Another American publisher rejected JM Synge’s Collected Works in 1962, predicting that “they would not in the slightest way appeal to the ordinary reading public of this country”. Tell that to the audiences who packed theatres across the US when Druid toured its Synge double bill decades later.
We may pride ourselves on our inventive use of Hiberno-English, but some publishers failed to appreciate it – including the one who rejected Padraic Colum’s novel The Flying Swans in 1957. “You get almost no sensation of a story being told, for the mind of the author and that very difficult Irish way of speaking English both get in the way,” the publisher tutted.
Arra, shur, what do these publishers know? One of them rejected Mastering the Art of French Cooking, the culinary bible Julia Child wrote with two French chefs, claiming it would frighten the average American housewife. “It is a big, expensive cookbook of elaborate information and might well prove formidable to the American housewife. She might easily clip one of these recipes out of a magazine but be frightened by the book as a whole.” The book hasn’t been out of print since it was published in 1961.
And Anne Frank’s Diary was dismissed by a publisher as lacking any “special perception or feeling which would lift that book above the ‘curiosity’ level”. Almost 75 years later, more than 30 million copies of the book have been sold, proving that there are an awful lot of curious readers out there.
At least Anne Frank never knew her book had been so rudely rejected.
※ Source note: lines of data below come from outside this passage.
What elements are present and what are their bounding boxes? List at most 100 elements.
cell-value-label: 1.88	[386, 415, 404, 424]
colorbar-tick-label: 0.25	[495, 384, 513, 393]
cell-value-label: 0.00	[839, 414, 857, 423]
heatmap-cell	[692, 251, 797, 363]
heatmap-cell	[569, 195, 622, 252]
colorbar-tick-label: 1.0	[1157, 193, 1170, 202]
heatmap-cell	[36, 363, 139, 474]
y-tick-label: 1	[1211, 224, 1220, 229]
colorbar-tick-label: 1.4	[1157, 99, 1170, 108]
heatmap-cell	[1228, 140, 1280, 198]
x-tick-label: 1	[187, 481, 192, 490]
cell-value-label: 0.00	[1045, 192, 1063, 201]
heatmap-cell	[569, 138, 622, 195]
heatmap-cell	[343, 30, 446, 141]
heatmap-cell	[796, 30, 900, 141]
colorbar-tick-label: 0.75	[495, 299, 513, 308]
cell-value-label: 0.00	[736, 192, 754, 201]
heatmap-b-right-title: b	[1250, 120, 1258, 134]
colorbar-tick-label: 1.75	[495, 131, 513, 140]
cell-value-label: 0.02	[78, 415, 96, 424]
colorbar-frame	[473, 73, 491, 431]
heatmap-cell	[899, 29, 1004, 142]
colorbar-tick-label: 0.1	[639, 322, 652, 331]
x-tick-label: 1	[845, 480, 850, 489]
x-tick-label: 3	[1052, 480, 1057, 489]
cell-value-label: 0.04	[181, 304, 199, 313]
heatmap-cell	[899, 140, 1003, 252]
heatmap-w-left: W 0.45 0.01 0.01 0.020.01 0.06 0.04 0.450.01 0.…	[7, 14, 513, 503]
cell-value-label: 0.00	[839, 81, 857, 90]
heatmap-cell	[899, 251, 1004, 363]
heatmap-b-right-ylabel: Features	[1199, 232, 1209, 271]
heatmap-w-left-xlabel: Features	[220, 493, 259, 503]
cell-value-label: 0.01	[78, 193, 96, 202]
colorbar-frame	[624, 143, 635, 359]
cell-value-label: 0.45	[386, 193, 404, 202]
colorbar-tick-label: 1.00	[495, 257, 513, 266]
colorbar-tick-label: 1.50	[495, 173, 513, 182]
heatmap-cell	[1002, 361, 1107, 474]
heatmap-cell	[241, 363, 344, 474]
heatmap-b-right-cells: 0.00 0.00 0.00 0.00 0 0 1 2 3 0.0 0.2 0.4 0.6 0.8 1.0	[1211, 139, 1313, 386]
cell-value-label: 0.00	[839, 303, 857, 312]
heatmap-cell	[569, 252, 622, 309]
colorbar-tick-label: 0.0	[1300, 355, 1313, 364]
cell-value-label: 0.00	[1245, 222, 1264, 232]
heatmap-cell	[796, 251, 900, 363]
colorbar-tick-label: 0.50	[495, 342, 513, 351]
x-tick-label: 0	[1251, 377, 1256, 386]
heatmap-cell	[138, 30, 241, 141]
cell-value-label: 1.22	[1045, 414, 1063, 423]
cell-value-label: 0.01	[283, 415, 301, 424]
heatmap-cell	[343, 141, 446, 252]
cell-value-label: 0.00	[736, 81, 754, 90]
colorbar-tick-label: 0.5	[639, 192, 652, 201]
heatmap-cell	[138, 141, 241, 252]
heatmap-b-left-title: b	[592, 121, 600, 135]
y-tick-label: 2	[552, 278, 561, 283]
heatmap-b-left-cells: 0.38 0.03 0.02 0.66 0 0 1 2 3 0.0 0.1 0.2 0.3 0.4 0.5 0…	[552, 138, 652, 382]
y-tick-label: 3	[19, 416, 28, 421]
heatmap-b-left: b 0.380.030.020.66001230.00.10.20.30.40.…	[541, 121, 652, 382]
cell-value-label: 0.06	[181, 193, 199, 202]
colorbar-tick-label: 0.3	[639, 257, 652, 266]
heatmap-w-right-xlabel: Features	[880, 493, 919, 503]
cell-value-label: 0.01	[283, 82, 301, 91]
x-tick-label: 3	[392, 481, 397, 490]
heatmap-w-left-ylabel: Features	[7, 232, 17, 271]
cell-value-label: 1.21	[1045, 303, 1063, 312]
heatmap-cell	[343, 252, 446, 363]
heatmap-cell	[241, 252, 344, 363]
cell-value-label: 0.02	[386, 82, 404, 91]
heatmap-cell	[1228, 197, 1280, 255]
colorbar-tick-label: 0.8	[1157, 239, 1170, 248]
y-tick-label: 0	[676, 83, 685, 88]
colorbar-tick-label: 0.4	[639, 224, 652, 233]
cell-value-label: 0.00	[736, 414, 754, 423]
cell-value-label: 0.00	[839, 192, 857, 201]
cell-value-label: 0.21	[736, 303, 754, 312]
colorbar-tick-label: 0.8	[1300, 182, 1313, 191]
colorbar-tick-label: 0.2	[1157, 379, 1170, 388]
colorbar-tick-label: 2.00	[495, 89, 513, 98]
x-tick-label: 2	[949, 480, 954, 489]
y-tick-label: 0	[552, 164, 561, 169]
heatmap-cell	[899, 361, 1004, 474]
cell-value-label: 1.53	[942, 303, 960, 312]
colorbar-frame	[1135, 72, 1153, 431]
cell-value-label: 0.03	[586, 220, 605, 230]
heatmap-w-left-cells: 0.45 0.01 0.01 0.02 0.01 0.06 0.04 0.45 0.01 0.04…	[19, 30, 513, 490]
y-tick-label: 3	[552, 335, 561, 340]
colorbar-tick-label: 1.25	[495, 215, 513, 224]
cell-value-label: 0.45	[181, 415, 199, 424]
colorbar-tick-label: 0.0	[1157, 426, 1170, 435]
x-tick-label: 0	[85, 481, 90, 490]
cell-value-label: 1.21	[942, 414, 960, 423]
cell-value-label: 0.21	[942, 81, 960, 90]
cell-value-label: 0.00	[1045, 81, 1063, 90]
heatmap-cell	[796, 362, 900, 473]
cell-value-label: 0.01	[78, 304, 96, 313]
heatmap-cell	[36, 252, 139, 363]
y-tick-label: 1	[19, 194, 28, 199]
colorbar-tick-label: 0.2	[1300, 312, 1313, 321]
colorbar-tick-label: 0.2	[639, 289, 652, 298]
Many years ago I sent off a children’s book to a leading UK agent, certain that this book would finally propel me into the literary stratosphere.
It would allow me to hobnob with Roddy Doyle at book awards ceremonies and talk airily about my new summer house in Italy. Unfortunately it was rejected by the agent with an almost indecent haste and Roddy Doyle never got a chance to advise me on buying a writing retreat in Italy.
Then, around a year later I received another email from the agent. Had they changed their mind, I wondered excitedly. No, in fact the opposite. They were cruelly rejecting it a second time. Either they hated the book so much that they decided to reject it on the double in case I ever troubled another agent or publisher with it. Or perhaps the original submission fell behind a shelf on the internet and when they fished it out they didn’t realise they had already rejected it. I choose to go with the latter scenario.
Yeats, Beckett and the others may have been painfully acquainted with rejection in their lives, but at least they were spared this particular humiliation.